A satisfação com a volta aos sets é inesquecível como lembra Juliana Paiva ao recordar seu primeiro dia de gravação após a paralização. “Se encontrar de uma forma diferente, sem o contato, sem dividir o camarim com as meninas, foi bem estranho. Ao mesmo tempo, na hora em que começamos a gravar, parece que o tempo não passou: é o mesmo cenário, são as mesmas pessoas, a relação já existe. E assim fluiu nosso processo até o fim, com todo mundo muito comprometido”, elogia a atriz.

Deborah Secco relatou a apreensão de não conseguir “viver” a personagem novamente e todas as suas características. “Confesso que tinha um pouco de medo de não saber mais fazer a Alexia, porque era um personagem de bastante composição e eu ficava, durante a pandemia, me perguntando como fazer para mantê-la em mim. Mas é impressionante: foi só reencontrar as meninas, reencontrar o João (Baldasserini) e a Grace (Gianoukas), que a Alexia veio automaticamente”.
Grace Gianoukas também conta como reencontrou sua personagem: “Para mim foi uma sensação muito interessante retomar a Ermelinda, que também é uma personagem de composição. Eu passei a quarentena inteira cantando pela casa a música dela, para não perdê-la.
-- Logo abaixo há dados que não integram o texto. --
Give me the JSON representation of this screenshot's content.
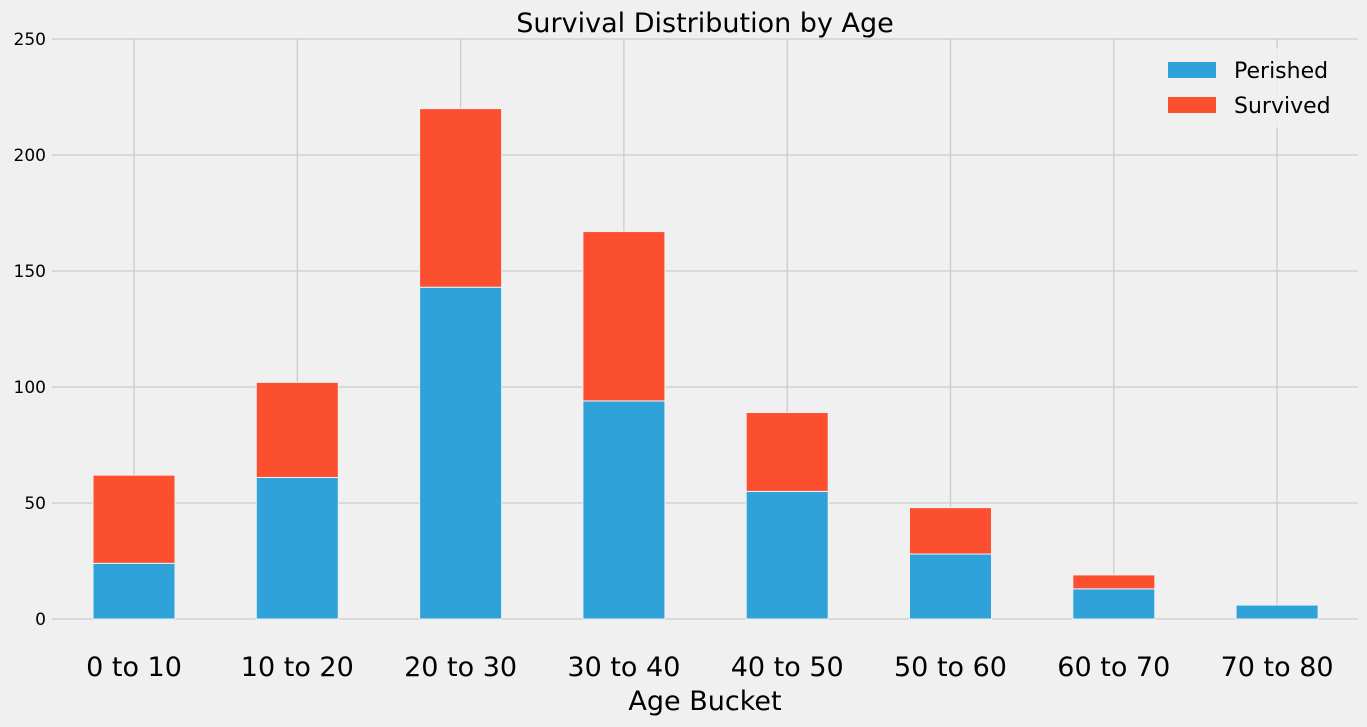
{
  "chart_data": {
    "type": "bar",
    "stacked": true,
    "title": "Survival Distribution by Age",
    "xlabel": "Age Bucket",
    "ylabel": "",
    "ylim": [
      0,
      250
    ],
    "yticks": [
      0,
      50,
      100,
      150,
      200,
      250
    ],
    "grid": true,
    "legend_position": "top-right",
    "categories": [
      "0 to 10",
      "10 to 20",
      "20 to 30",
      "30 to 40",
      "40 to 50",
      "50 to 60",
      "60 to 70",
      "70 to 80"
    ],
    "series": [
      {
        "name": "Perished",
        "color": "#30a2da",
        "values": [
          24,
          61,
          143,
          94,
          55,
          28,
          13,
          6
        ]
      },
      {
        "name": "Survived",
        "color": "#fc4f30",
        "values": [
          38,
          41,
          77,
          73,
          34,
          20,
          6,
          0
        ]
      }
    ]
  }
}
Foi muito legal quando eu voltei e vesti o figurino. Ela veio inteira”.
Guilhermina Guinle, intérprete da vilã Dominique, afirma estar ansiosa para acompanhar a continuação da trama e elogia a forma como o autor interrompeu a história: “O Daniel (Ortiz) ter escrito um gancho para a interrupção da novela, com a minha personagem envolvida, foi muito marcante para mim. E ainda mais a gente conseguir encaixar a continuação disso, quase cinco meses depois, quando voltamos a gravar, tentando reproduzir tudo da melhor forma possível”.
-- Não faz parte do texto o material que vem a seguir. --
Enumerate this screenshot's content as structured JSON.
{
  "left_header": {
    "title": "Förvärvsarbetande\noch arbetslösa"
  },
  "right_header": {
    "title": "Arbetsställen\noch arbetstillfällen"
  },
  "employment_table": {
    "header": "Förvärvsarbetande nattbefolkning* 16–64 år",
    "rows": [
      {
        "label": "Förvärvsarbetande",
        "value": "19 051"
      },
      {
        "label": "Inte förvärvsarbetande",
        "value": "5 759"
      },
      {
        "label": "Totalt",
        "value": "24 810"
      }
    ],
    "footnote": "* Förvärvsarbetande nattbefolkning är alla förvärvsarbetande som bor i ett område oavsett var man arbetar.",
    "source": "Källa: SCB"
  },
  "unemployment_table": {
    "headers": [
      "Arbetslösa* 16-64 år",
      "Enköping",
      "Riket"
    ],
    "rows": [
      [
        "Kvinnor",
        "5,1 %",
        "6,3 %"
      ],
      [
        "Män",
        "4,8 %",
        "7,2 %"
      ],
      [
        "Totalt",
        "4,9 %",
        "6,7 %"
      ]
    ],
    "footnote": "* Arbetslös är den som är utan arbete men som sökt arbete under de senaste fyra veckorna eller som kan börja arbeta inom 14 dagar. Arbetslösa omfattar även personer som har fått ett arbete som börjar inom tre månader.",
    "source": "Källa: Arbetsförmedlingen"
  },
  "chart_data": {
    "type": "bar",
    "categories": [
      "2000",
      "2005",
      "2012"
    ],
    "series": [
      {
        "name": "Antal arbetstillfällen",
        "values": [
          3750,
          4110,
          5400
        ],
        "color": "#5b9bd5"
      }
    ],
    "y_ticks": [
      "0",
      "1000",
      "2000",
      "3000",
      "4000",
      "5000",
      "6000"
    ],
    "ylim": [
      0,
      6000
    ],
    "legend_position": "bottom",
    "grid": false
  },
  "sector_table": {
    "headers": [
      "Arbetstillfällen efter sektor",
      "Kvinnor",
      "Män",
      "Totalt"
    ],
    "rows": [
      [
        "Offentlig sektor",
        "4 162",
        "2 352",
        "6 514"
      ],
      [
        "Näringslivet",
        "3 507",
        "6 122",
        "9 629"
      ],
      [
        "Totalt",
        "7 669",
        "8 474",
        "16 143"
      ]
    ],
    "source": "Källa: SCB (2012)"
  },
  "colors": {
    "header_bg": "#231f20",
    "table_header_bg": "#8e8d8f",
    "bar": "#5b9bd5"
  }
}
Flávia Alessandra, que vive Helena, comenta como a volta ao trabalho a ajudou a lidar com a pandemia. “No início, a gente achou que iria durar uns três meses, quando a gente viu que não era tão simples assim, deu aquele baque. Mas, quando fomos chamados de volta, quando eu entendi todas as medidas de segurança e me senti segura, o trabalho ajudou a me salvar e a eu estar tão realizada fazendo o que eu mais amo”. Vitória Strada teve um sentimento parecido: “Eu já estava com muita vontade de voltar a trabalhar, é uma profissão que me traz muito prazer. E naquele momento tão triste que a gente estava vivendo, e ainda está, voltar a gravar foi voltar a ter vida também”. Felipe Simas, que vive Téo, complementa: “Retomar as gravações foi um misto de alívio e alegria. Ainda temos muita história pra contar”.
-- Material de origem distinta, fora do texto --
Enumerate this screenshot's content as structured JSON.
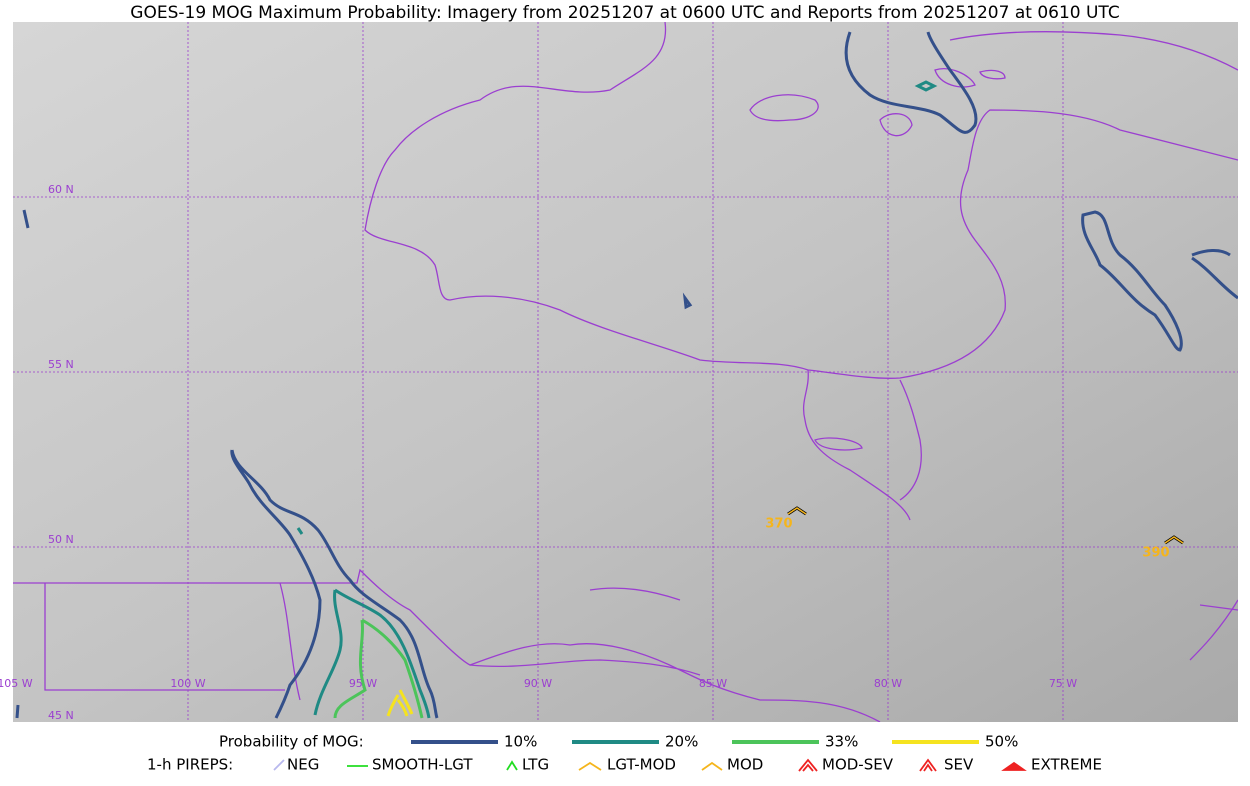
{
  "title": "GOES-19 MOG Maximum Probability: Imagery from 20251207 at 0600 UTC and Reports from 20251207 at 0610 UTC",
  "grid_labels": {
    "latitudes": [
      "60 N",
      "55 N",
      "50 N",
      "45 N"
    ],
    "longitudes": [
      "105 W",
      "100 W",
      "95 W",
      "90 W",
      "85 W",
      "80 W",
      "75 W"
    ]
  },
  "reports": [
    {
      "label": "370"
    },
    {
      "label": "390"
    }
  ],
  "legend": {
    "probability_label": "Probability of MOG:",
    "probability_levels": [
      {
        "label": "10%",
        "color": "#34508a"
      },
      {
        "label": "20%",
        "color": "#1f8a84"
      },
      {
        "label": "33%",
        "color": "#4cc45a"
      },
      {
        "label": "50%",
        "color": "#f5e31f"
      }
    ],
    "pireps_label": "1-h PIREPS:",
    "pirep_types": [
      "NEG",
      "SMOOTH-LGT",
      "LTG",
      "LGT-MOD",
      "MOD",
      "MOD-SEV",
      "SEV",
      "EXTREME"
    ]
  }
}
Juliana Alves, que dá vida a Renatinha, elogia o trabalho de toda a equipe na volta às gravações. “Nossa retomada foi de uma tranquilidade e de uma parceria que foram surpreendentes para mim”. Bruno Ferrari faz coro com a colega. “Concordo que ficamos mais unidos. Levei uns três ou quatro dias para me readaptar, mas como o meu personagem, Rafael, tem mania de limpeza, quando eu cheguei no estúdio e estavam todos de máscara e passando álcool em gel, me senti muito mais confortável”.
Thiago Fragoso, intérprete de Alan, é outro que enaltece a equipe. “Eu amo trabalhar e não gravar me deixa muito angustiado. Fomos pegos de surpresa e tive muito receio na hora de voltar. Mas, quando voltamos, o protocolo nos deixou muito seguros. Vimos que tudo estava sendo feito da melhor forma possível para que todo mundo trabalhasse sem se contaminar. Foi um trabalho de equipe, mesmo, de todos remando juntos”.
Com a volta da exibição de “Salve-se Quem Puder” a Globo pretende repetir a boa audiência que a novela vinha conquistando no inicio do ano passado. Se o resultado vai ser positivo, só o tempo dirá.